Image of Comet 67P via ESA

Some of the first findings from the Rosetta mission have raised questions about the origins of our oceans, after water vapour on comet 67P has been found to be radically different than water in Earth’s oceans.

While the very origin of life on Earth is constantly under debate, one theory surrounding the potential origins of our oceans came from the idea that comets that collided with Earth may have at some point provided the catalyst that created the oceans.

Current scientific understanding suggests that when the Earth was formed about 4.6bn years ago, the planet would have been too hot for any water to form. This leaves the comet theory, which has been considered to be quite credible.

However, samples taken from comet 67P on 6 August following the Rosetta spacecraft’s ROSINA instrument’s first rendezvous with the enormous chunk of space debris found it contained more than three times the amount of deuterium – a form of hydrogen with an additional neutron – to normal hydrogen than would be found in Earth’s water.

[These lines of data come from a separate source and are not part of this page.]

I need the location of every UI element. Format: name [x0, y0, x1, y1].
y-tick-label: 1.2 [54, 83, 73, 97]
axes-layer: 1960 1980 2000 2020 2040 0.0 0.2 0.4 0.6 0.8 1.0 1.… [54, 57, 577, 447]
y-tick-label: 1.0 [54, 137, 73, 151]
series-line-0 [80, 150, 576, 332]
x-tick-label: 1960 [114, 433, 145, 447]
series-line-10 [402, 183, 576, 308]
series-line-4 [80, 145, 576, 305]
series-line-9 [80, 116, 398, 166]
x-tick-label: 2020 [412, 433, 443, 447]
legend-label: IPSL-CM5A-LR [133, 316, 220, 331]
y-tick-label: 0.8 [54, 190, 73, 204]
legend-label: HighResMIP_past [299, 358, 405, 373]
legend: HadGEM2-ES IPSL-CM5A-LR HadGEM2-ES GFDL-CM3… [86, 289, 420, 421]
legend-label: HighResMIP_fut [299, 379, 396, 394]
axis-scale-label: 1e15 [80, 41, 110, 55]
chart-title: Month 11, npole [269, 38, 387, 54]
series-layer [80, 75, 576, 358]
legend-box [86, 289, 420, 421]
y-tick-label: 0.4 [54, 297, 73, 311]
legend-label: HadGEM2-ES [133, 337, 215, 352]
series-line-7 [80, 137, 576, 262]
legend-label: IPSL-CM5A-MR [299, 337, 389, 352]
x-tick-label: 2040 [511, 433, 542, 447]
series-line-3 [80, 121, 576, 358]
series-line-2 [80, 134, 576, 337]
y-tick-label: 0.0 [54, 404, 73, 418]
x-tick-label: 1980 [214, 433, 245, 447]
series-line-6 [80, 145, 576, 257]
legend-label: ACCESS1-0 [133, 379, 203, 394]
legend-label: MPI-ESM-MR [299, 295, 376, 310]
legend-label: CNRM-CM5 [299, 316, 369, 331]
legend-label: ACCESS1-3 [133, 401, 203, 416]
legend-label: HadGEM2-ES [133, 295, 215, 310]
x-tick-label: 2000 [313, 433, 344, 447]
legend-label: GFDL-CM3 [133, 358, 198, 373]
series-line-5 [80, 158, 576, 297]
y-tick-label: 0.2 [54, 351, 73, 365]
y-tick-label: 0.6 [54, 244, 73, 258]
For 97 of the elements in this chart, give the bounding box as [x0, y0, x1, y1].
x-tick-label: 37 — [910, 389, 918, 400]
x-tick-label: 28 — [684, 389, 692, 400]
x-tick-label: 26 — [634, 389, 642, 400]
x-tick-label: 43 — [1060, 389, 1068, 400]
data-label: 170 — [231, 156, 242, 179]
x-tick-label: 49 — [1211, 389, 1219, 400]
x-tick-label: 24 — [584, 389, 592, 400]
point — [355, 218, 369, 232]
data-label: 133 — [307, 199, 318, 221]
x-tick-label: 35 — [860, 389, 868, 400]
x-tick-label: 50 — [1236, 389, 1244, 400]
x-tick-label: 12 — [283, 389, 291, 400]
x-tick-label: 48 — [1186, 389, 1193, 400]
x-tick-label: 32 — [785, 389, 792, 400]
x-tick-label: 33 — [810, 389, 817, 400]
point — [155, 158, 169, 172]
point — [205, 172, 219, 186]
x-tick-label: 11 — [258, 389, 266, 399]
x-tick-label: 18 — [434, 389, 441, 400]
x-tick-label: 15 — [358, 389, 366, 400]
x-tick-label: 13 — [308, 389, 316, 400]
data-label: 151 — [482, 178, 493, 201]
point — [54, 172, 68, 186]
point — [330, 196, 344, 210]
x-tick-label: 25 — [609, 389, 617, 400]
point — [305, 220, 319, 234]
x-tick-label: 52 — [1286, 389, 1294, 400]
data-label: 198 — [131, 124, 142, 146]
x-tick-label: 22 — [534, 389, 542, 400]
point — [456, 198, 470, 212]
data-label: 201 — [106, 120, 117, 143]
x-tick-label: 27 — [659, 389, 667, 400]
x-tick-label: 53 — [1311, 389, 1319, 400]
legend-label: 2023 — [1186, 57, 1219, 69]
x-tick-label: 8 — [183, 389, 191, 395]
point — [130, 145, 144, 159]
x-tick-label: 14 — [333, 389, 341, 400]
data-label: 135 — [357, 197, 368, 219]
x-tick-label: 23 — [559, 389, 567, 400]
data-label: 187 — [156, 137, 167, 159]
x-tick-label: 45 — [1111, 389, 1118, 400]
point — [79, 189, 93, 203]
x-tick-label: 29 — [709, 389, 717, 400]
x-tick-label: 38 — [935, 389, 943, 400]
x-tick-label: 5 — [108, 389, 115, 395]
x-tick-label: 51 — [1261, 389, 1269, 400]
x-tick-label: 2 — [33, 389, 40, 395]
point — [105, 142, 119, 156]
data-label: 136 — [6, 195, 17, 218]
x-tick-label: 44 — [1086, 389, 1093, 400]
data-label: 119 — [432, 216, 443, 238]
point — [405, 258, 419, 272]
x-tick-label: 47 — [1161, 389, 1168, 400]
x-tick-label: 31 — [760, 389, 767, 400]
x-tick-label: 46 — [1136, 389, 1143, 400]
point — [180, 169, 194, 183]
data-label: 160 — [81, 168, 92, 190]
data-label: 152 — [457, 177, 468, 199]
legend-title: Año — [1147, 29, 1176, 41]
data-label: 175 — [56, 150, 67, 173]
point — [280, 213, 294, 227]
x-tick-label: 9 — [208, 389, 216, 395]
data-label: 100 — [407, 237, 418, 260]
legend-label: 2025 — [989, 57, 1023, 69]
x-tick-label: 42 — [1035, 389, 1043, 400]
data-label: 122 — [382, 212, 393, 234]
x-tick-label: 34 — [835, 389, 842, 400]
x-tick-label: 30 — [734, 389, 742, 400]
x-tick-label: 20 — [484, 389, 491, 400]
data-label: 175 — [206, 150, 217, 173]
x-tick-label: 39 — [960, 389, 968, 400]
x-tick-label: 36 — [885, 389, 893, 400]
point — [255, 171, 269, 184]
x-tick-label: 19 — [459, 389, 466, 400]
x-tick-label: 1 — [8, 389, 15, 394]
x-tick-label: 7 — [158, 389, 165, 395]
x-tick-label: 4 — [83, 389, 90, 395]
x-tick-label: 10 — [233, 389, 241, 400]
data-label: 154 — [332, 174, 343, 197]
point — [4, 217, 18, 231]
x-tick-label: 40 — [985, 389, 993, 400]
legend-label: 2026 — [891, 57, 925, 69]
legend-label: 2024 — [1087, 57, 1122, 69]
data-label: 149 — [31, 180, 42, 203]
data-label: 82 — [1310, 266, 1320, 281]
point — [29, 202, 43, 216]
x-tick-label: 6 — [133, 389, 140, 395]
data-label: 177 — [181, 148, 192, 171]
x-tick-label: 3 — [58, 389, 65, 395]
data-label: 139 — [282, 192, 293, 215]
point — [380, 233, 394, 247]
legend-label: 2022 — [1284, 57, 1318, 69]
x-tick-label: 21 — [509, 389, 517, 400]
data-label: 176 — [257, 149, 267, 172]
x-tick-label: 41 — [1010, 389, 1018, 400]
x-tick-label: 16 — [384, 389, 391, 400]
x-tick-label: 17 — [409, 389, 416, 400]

This recent discovery could suggest that much of the comets we have been able to analyse so far can differ in deuterium quantities, depending on where they originated from.

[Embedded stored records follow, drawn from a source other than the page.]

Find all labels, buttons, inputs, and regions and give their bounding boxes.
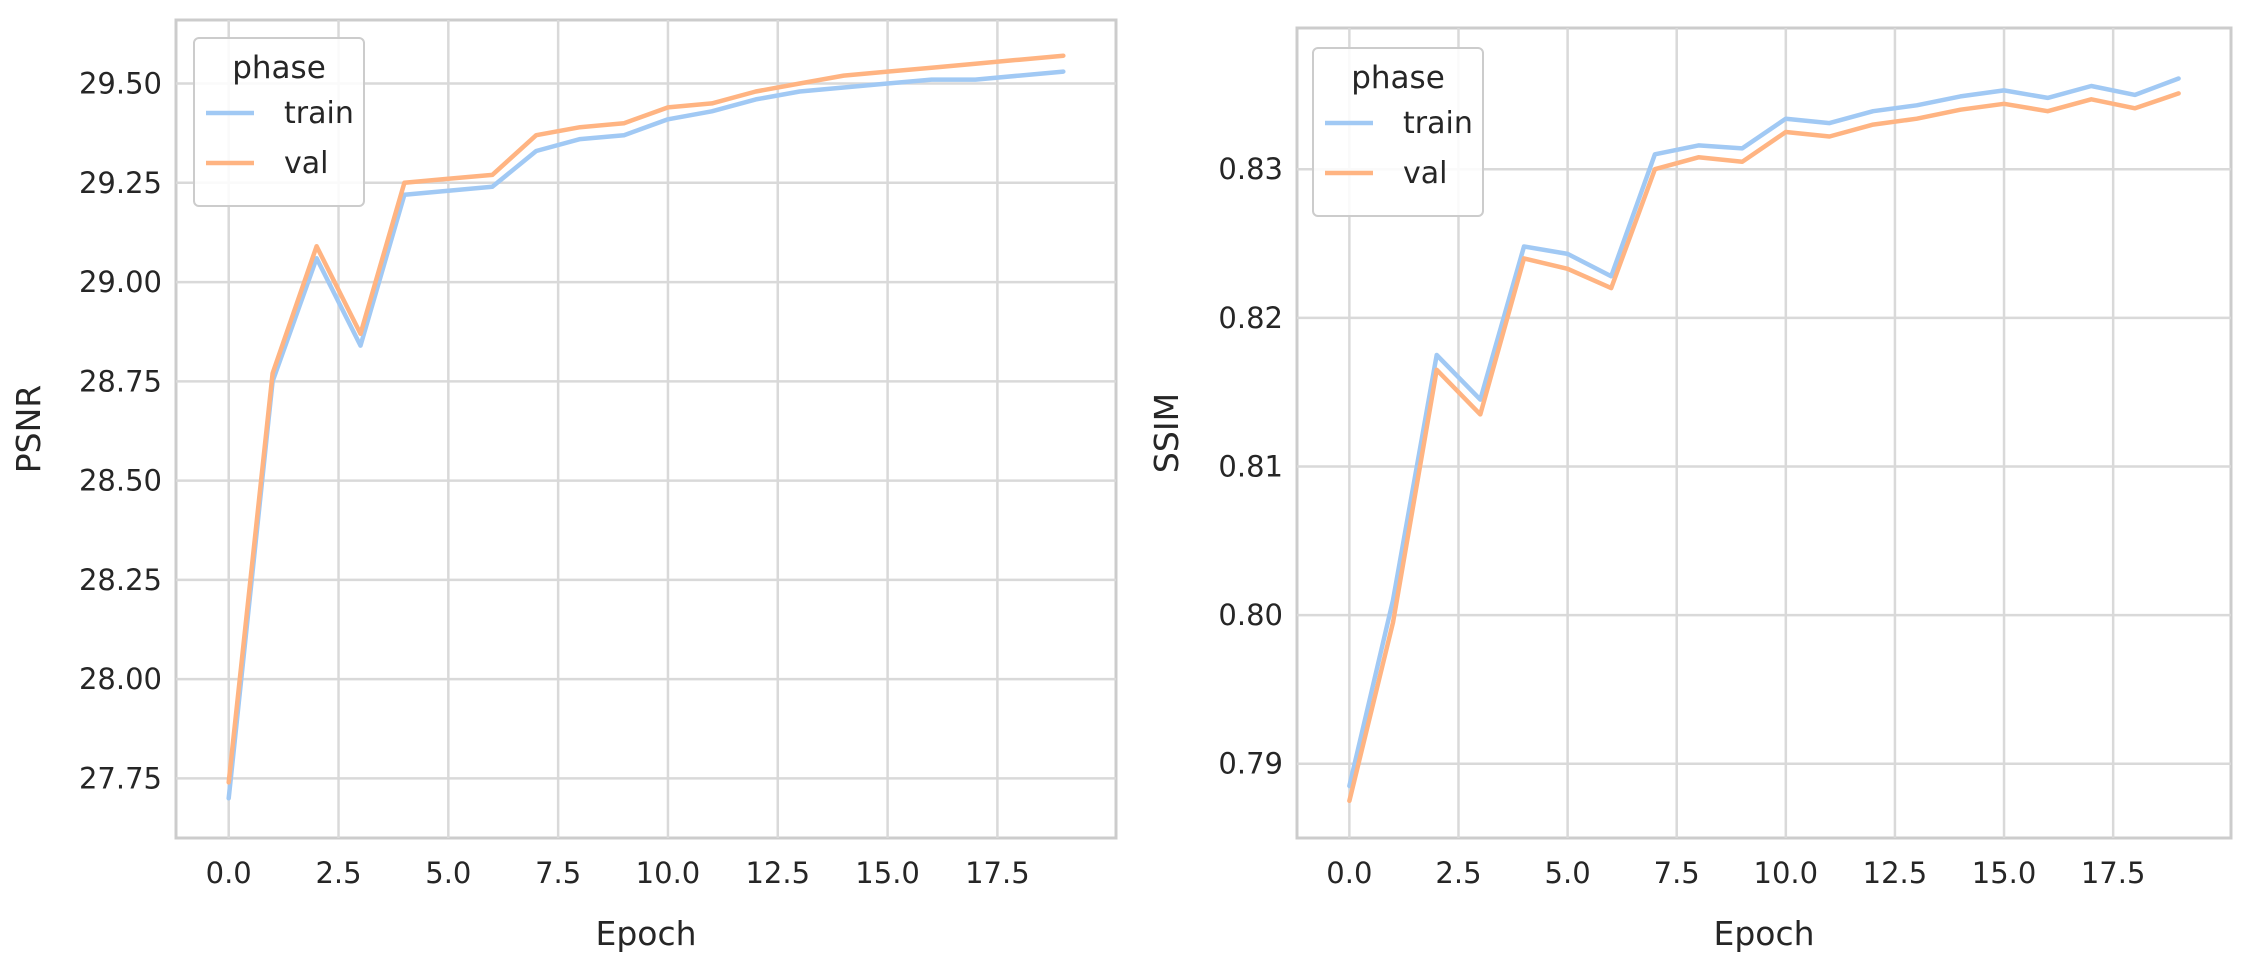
x-axis-title: Epoch [1713,914,1814,953]
x-axis-title: Epoch [595,914,696,953]
legend-label-train: train [1403,106,1473,141]
x-tick-label: 17.5 [965,856,1030,890]
y-tick-label: 28.50 [79,464,162,498]
x-tick-label: 15.0 [1972,856,2037,890]
series-line-val [1347,91,2181,804]
x-tick-label: 2.5 [315,856,361,890]
legend: phase train val [1312,47,1484,217]
x-tick-label: 0.0 [1326,856,1372,890]
y-tick-label: 27.75 [79,761,162,795]
x-tick-label: 15.0 [855,856,920,890]
x-tick-label: 7.5 [535,856,581,890]
y-tick-label: 29.00 [79,265,162,299]
x-tick-label: 10.0 [636,856,701,890]
legend-label-train: train [284,96,354,131]
legend-title: phase [1351,60,1445,96]
y-tick-label: 28.00 [79,662,162,696]
x-tick-label: 7.5 [1654,856,1700,890]
legend-label-val: val [284,146,328,181]
x-tick-label: 0.0 [206,856,252,890]
series-line-val [226,53,1066,785]
y-axis-title: PSNR [9,385,48,473]
x-tick-label: 10.0 [1754,856,1819,890]
series-line-train [1347,76,2181,789]
x-tick-label: 2.5 [1435,856,1481,890]
y-tick-label: 0.82 [1218,301,1283,335]
chart-panel-2: 0.0 2.5 5.0 7.5 10.0 12.5 15.0 17.5 0.79 0.80 0.81… [1147,26,2233,953]
legend-title: phase [232,50,326,86]
y-tick-label: 0.79 [1218,747,1283,781]
x-tick-label: 17.5 [2081,856,2146,890]
x-tick-label: 12.5 [1863,856,1928,890]
legend-label-val: val [1403,156,1447,191]
series-line-train [226,69,1066,801]
y-tick-label: 29.25 [79,166,162,200]
x-tick-label: 5.0 [425,856,471,890]
y-tick-label: 0.80 [1218,598,1283,632]
y-tick-label: 28.75 [79,364,162,398]
y-tick-label: 0.83 [1218,152,1283,186]
y-tick-label: 28.25 [79,563,162,597]
chart-panel-1: 0.0 2.5 5.0 7.5 10.0 12.5 15.0 17.5 27.75 28.00 28… [9,18,1118,953]
y-axis-title: SSIM [1147,393,1186,473]
y-tick-label: 0.81 [1218,449,1283,483]
x-tick-label: 12.5 [745,856,810,890]
legend: phase train val [193,37,365,207]
y-tick-label: 29.50 [79,67,162,101]
x-tick-label: 5.0 [1545,856,1591,890]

Click the graphic for a larger infographic. Image via ESA

Still hope for ocean asteroid theory

According to the European Space Agency (ESA) which undertook the mission, of the 11 comets for which measurements have been made, only the Jupiter-family comet 103P/Hartley 2 was found to match the composition of Earth’s water, in observations made by the ESA’s Herschel mission in 2011.

Meanwhile, asteroids from the asteroid belt that exists between Mars and Jupiter have been shown to harbour water that equates with that found on Earth, which keeps the theory of our oceans being supplied by asteroids as a possibility.

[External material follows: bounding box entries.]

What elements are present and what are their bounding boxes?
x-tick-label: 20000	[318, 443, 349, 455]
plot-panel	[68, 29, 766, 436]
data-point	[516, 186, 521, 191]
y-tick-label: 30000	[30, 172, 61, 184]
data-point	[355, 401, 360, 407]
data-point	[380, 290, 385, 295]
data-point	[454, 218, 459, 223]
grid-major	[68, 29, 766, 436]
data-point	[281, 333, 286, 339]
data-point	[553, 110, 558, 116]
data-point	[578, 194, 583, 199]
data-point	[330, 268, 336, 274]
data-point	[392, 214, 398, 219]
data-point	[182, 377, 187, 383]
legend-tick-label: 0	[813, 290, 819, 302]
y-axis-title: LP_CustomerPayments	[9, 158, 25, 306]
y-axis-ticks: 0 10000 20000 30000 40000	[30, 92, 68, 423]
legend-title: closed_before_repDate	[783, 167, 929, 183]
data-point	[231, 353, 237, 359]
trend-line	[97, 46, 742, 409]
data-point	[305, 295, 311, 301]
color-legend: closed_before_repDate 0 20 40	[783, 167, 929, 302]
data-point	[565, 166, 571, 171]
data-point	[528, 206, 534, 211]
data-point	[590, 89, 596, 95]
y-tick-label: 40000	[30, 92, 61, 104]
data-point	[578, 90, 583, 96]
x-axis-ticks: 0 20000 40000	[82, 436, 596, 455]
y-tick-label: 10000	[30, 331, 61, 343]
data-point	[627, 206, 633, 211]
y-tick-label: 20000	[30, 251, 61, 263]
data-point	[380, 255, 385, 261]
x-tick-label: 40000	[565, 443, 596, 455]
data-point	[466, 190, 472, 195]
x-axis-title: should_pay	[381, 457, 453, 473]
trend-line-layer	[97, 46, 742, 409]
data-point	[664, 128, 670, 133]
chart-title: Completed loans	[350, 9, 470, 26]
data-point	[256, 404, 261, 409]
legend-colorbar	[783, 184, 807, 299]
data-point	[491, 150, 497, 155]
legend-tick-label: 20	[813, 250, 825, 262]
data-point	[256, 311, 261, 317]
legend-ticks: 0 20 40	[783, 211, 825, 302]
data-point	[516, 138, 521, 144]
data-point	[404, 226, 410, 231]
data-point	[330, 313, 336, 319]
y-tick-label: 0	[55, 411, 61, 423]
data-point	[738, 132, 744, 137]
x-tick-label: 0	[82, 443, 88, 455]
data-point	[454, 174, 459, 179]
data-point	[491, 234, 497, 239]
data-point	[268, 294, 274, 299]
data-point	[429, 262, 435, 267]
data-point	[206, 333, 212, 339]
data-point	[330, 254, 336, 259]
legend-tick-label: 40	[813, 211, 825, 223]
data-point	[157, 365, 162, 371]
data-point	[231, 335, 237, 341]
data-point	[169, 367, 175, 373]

Kathrin Altwegg, principal investigator for the investigation, said, “This surprising finding could indicate a diverse origin for the Jupiter-family comets – perhaps they formed over a wider range of distances in the young solar system than we previously thought.”

Matt Taylor, ESA’s Rosetta project scientist, added, “We knew that Rosetta’s in-situ analysis of this comet was always going to throw up surprises for the bigger picture of solar system science, and this outstanding observation certainly adds fuel to the debate about the origin of Earth’s water.”